I may have the odd identity crisis every now and then, but today I know who I am.
I am mother - three times over. A proud mother I may add.
I have raised three children- now adults and parents themselves.
Funnily enough I still see them as children, but do acknowledge their adulthood at the same time.
Thirty-nine years ago I gave birth to number two child- a son.
What a darling baby he was too. So easy to care for. A gentle natured baby who's babyhood went like a dream. If it had been possible I would have ordered 4 more just like him - I thought at the time! Don't get me wrong, I am totally satisfied and thrilled with the children I had and wouldn't swap them for anything- just something mothers say sometimes, isn't it?
Not that we didn't have the odd worry. Adenoids a problem right from the word go, Rheumatic fever, accidents galore. He was quite the stitched up teddy bear.
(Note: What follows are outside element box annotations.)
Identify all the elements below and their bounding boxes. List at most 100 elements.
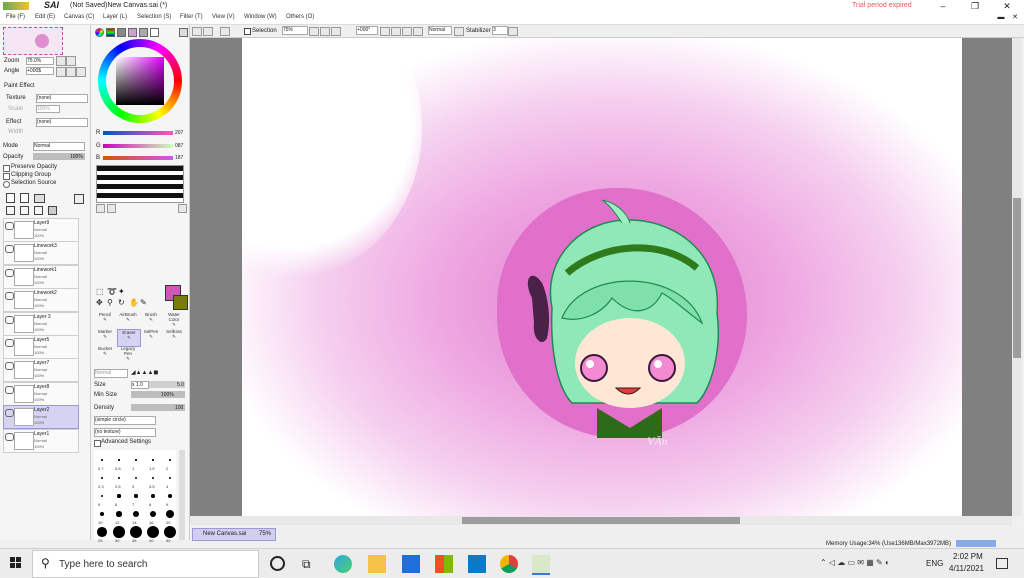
minimize-button[interactable]: –: [932, 0, 954, 12]
chrome-icon[interactable]: [500, 555, 518, 573]
brush-size-dot[interactable]: [149, 510, 157, 518]
swatch-add-button[interactable]: [96, 204, 105, 213]
redo-button[interactable]: [203, 27, 213, 36]
zoom-fit-button[interactable]: [331, 27, 341, 36]
texture-select[interactable]: (none): [36, 94, 88, 103]
g-slider[interactable]: [103, 144, 173, 148]
file-explorer-icon[interactable]: [368, 555, 386, 573]
layer-row[interactable]: Layer1 Normal 100%: [3, 428, 79, 453]
eye-icon[interactable]: [5, 315, 14, 324]
menu-selection[interactable]: Selection (S): [137, 14, 171, 20]
eye-icon[interactable]: [5, 268, 14, 277]
brush-size-dot[interactable]: [101, 459, 103, 461]
document-tab[interactable]: New Canvas.sai 75%: [192, 528, 276, 541]
transfer-down-icon[interactable]: [6, 206, 15, 215]
menu-file[interactable]: File (F): [6, 14, 25, 20]
brush-size-dot[interactable]: [147, 526, 159, 538]
hand-tool-icon[interactable]: ✋: [129, 298, 139, 307]
new-linework-icon[interactable]: [20, 193, 29, 203]
layer-row[interactable]: Linework2 Normal 100%: [3, 288, 79, 313]
blend-dropdown[interactable]: Normal: [428, 26, 452, 35]
size-multiplier[interactable]: x 1.0: [131, 381, 149, 389]
blend-toggle-button[interactable]: [454, 27, 464, 36]
color-wheel[interactable]: [98, 39, 182, 123]
menu-edit[interactable]: Edit (E): [35, 14, 55, 20]
zoom-value[interactable]: 75.0%: [26, 57, 54, 65]
brush-texture-select[interactable]: (no texture): [94, 428, 156, 437]
task-view-icon[interactable]: ⧉: [302, 557, 311, 572]
stabilizer-arrow-button[interactable]: [508, 27, 518, 36]
clear-layer-icon[interactable]: [34, 206, 43, 215]
lasso-tool-icon[interactable]: ➰: [107, 287, 117, 296]
scratchpad-icon[interactable]: [150, 28, 159, 37]
eye-icon[interactable]: [5, 362, 14, 371]
eye-icon[interactable]: [5, 432, 14, 441]
language-indicator[interactable]: ENG: [926, 559, 943, 568]
brush-size-dot[interactable]: [152, 459, 154, 461]
brush-tool-marker[interactable]: Marker ✎: [94, 329, 116, 345]
saturation-value-square[interactable]: [116, 57, 164, 105]
layer-row[interactable]: Linework1 Normal 100%: [3, 264, 79, 289]
undo-button[interactable]: [192, 27, 202, 36]
rotate-cw-button[interactable]: [391, 27, 401, 36]
eye-icon[interactable]: [5, 245, 14, 254]
swatch-remove-button[interactable]: [107, 204, 116, 213]
zoom-tool-icon[interactable]: ⚲: [107, 298, 113, 307]
brush-size-dot[interactable]: [167, 493, 173, 499]
zoom-plus-button[interactable]: [320, 27, 330, 36]
taskbar-search-box[interactable]: ⚲ Type here to search: [32, 550, 259, 578]
layer-row[interactable]: Layer7 Normal 100%: [3, 358, 79, 383]
brush-size-dot[interactable]: [113, 526, 125, 538]
menu-layer[interactable]: Layer (L): [103, 14, 127, 20]
rotate-ccw-button[interactable]: [380, 27, 390, 36]
selection-tool-icon[interactable]: ⬚: [96, 287, 104, 296]
rotate-tool-icon[interactable]: ↻: [118, 298, 125, 307]
windows-start-icon[interactable]: [10, 557, 22, 569]
swatch-menu-button[interactable]: [178, 204, 187, 213]
brush-size-dot[interactable]: [134, 494, 138, 498]
layer-row[interactable]: Linework3 Normal 100%: [3, 241, 79, 266]
min-size-slider[interactable]: [131, 391, 185, 398]
scale-value[interactable]: 100%: [36, 105, 60, 113]
close-button[interactable]: ✕: [996, 0, 1018, 12]
layer-settings-icon[interactable]: [74, 194, 84, 204]
brush-blend-mode[interactable]: Normal: [94, 369, 128, 378]
clock-time[interactable]: 2:02 PM: [953, 552, 983, 561]
brush-size-dot[interactable]: [134, 476, 138, 480]
eyedropper-tool-icon[interactable]: ✎: [140, 298, 147, 307]
deselect-button[interactable]: [220, 27, 230, 36]
rotate-left-button[interactable]: [56, 67, 66, 77]
brush-size-dot[interactable]: [100, 494, 104, 498]
menu-filter[interactable]: Filter (T): [180, 14, 203, 20]
eye-icon[interactable]: [5, 385, 14, 394]
system-tray-icons[interactable]: ⌃ ◁ ☁ ▭ ✉ ▦ ✎ ◐: [820, 558, 890, 567]
brush-size-dot[interactable]: [118, 459, 120, 461]
brush-tool-selpen[interactable]: SelPen ✎: [140, 329, 162, 345]
photos-app-icon[interactable]: [468, 555, 486, 573]
navigator-preview[interactable]: [3, 27, 63, 55]
brush-size-dot[interactable]: [166, 510, 174, 518]
color-wheel-mode-icon[interactable]: [95, 28, 104, 37]
rotate-right-button[interactable]: [66, 67, 76, 77]
edge-icon[interactable]: [334, 555, 352, 573]
brush-size-dot[interactable]: [99, 511, 105, 517]
brush-size-dot[interactable]: [151, 494, 155, 498]
merge-down-icon[interactable]: [20, 206, 29, 215]
secondary-color-swatch[interactable]: [173, 295, 188, 310]
menu-view[interactable]: View (V): [212, 14, 235, 20]
vertical-scroll-thumb[interactable]: [1013, 198, 1021, 358]
brush-shape-icons[interactable]: ◢▲▲▲◼: [131, 369, 185, 377]
new-layer-icon[interactable]: [6, 193, 15, 203]
swatch-mode-icon[interactable]: [128, 28, 137, 37]
clock-date[interactable]: 4/11/2021: [949, 564, 984, 573]
layer-row[interactable]: Layer9 Normal 100%: [3, 218, 79, 242]
eye-icon[interactable]: [5, 339, 14, 347]
layer-row[interactable]: Layer 3 Normal 100%: [3, 311, 79, 336]
clipping-group-checkbox[interactable]: [3, 173, 10, 180]
brush-size-dot[interactable]: [135, 459, 137, 461]
brush-tool-eraser[interactable]: Eraser ✎: [117, 329, 141, 347]
flip-button[interactable]: [413, 27, 423, 36]
blend-mode-select[interactable]: Normal: [33, 142, 85, 151]
brush-shape-select[interactable]: (simple circle): [94, 416, 156, 425]
brush-size-dot[interactable]: [169, 459, 171, 461]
Somehow always managing to be in that 'wrong place' at the 'right?' time.
As far as his nature is concerned, he carries my dad's gene. Gentle and fair but firm, loving, generous and cares for others in an unselfish way. That's how I see him.
As a child he didn't have many wants or demands. His birthday list would contain things like, colour pencils, marbles, a comic. On the whole a contented child. Not a saint, he did have his moments but he quickly re-found his balance.
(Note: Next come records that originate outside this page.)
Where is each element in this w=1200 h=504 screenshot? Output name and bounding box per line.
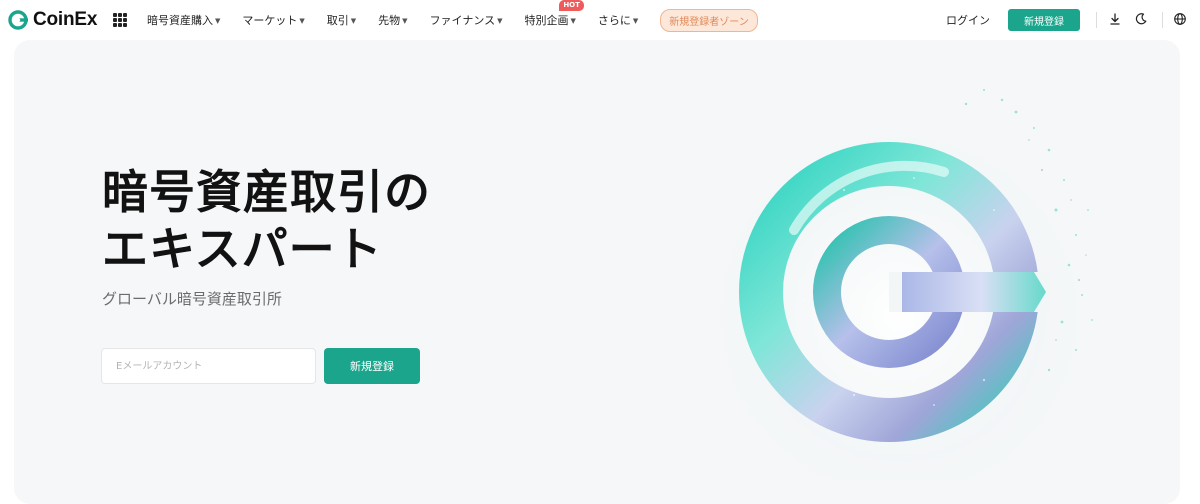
nav-item-label: 取引 xyxy=(326,14,349,27)
email-field[interactable] xyxy=(101,348,316,384)
coinex-logo[interactable]: CoinEx xyxy=(8,8,97,32)
divider xyxy=(1162,12,1163,28)
chevron-down-icon: ▼ xyxy=(497,17,503,25)
hero-signup-button[interactable]: 新規登録 xyxy=(324,348,420,384)
nav-item-label: ファイナンス xyxy=(429,14,496,27)
chevron-down-icon: ▼ xyxy=(570,17,576,25)
nav-item-label: さらに xyxy=(597,14,631,27)
new-user-zone-link[interactable]: 新規登録者ゾーン xyxy=(660,8,758,32)
chevron-down-icon: ▼ xyxy=(632,17,639,25)
nav-item-futures[interactable]: 先物 ▼ xyxy=(378,12,407,28)
signup-button[interactable]: 新規登録 xyxy=(1008,9,1080,31)
brand-name: CoinEx xyxy=(33,9,98,30)
nav-item-label: 暗号資産購入 xyxy=(147,14,213,27)
download-icon[interactable] xyxy=(1108,12,1122,26)
nav-item-buy-crypto[interactable]: 暗号資産購入 ▼ xyxy=(147,12,220,28)
top-navigation-bar: CoinEx 暗号資産購入 ▼ マーケット ▼ 取引 ▼ 先物 ▼ ファイナンス… xyxy=(0,0,1200,40)
nav-item-markets[interactable]: マーケット ▼ xyxy=(242,12,304,28)
coinex-logo-icon xyxy=(8,10,28,30)
moon-icon[interactable] xyxy=(1134,12,1148,26)
login-link[interactable]: ログイン xyxy=(946,12,990,28)
nav-item-label: 先物 xyxy=(378,14,401,27)
hero-title-line-2: エキスパート xyxy=(102,222,383,276)
nav-item-trade[interactable]: 取引 ▼ xyxy=(327,12,356,28)
chevron-down-icon: ▼ xyxy=(402,17,408,25)
nav-item-special-events[interactable]: 特別企画 ▼ HOT xyxy=(524,0,584,28)
nav-item-label: 特別企画 xyxy=(524,14,569,27)
hero-section: 暗号資産取引の エキスパート グローバル暗号資産取引所 新規登録 xyxy=(14,40,1180,504)
hero-subtitle: グローバル暗号資産取引所 xyxy=(102,290,282,308)
nav-item-finance[interactable]: ファイナンス ▼ xyxy=(430,12,503,28)
hot-badge: HOT xyxy=(559,0,584,11)
main-nav: 暗号資産購入 ▼ マーケット ▼ 取引 ▼ 先物 ▼ ファイナンス ▼ 特別企画… xyxy=(147,0,758,40)
chevron-down-icon: ▼ xyxy=(299,17,305,25)
chevron-down-icon: ▼ xyxy=(215,17,221,25)
nav-item-label: マーケット xyxy=(242,14,298,27)
hero-title: 暗号資産取引の エキスパート xyxy=(102,164,431,278)
coinex-3d-logo-illustration xyxy=(694,89,1104,480)
chevron-down-icon: ▼ xyxy=(350,17,357,25)
globe-icon[interactable] xyxy=(1173,12,1187,26)
nav-item-more[interactable]: さらに ▼ xyxy=(598,12,638,28)
apps-grid-icon[interactable] xyxy=(113,13,127,27)
hero-title-line-1: 暗号資産取引の xyxy=(102,165,431,219)
divider xyxy=(1096,12,1097,28)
Today I am totally immersed in memories of my son- his birth, childhood and growing up. He lives a world away- but is present in my heart. I experienced the odd ache because of the distance, I smile at the memories and I swell with pride at having had the privilege of raising him.
We chatted this morning, I have a cake in the oven for tonight when my discussion group friends come over for our weekly gathering. He deserves my time and attention- especially today, Mother and Son day!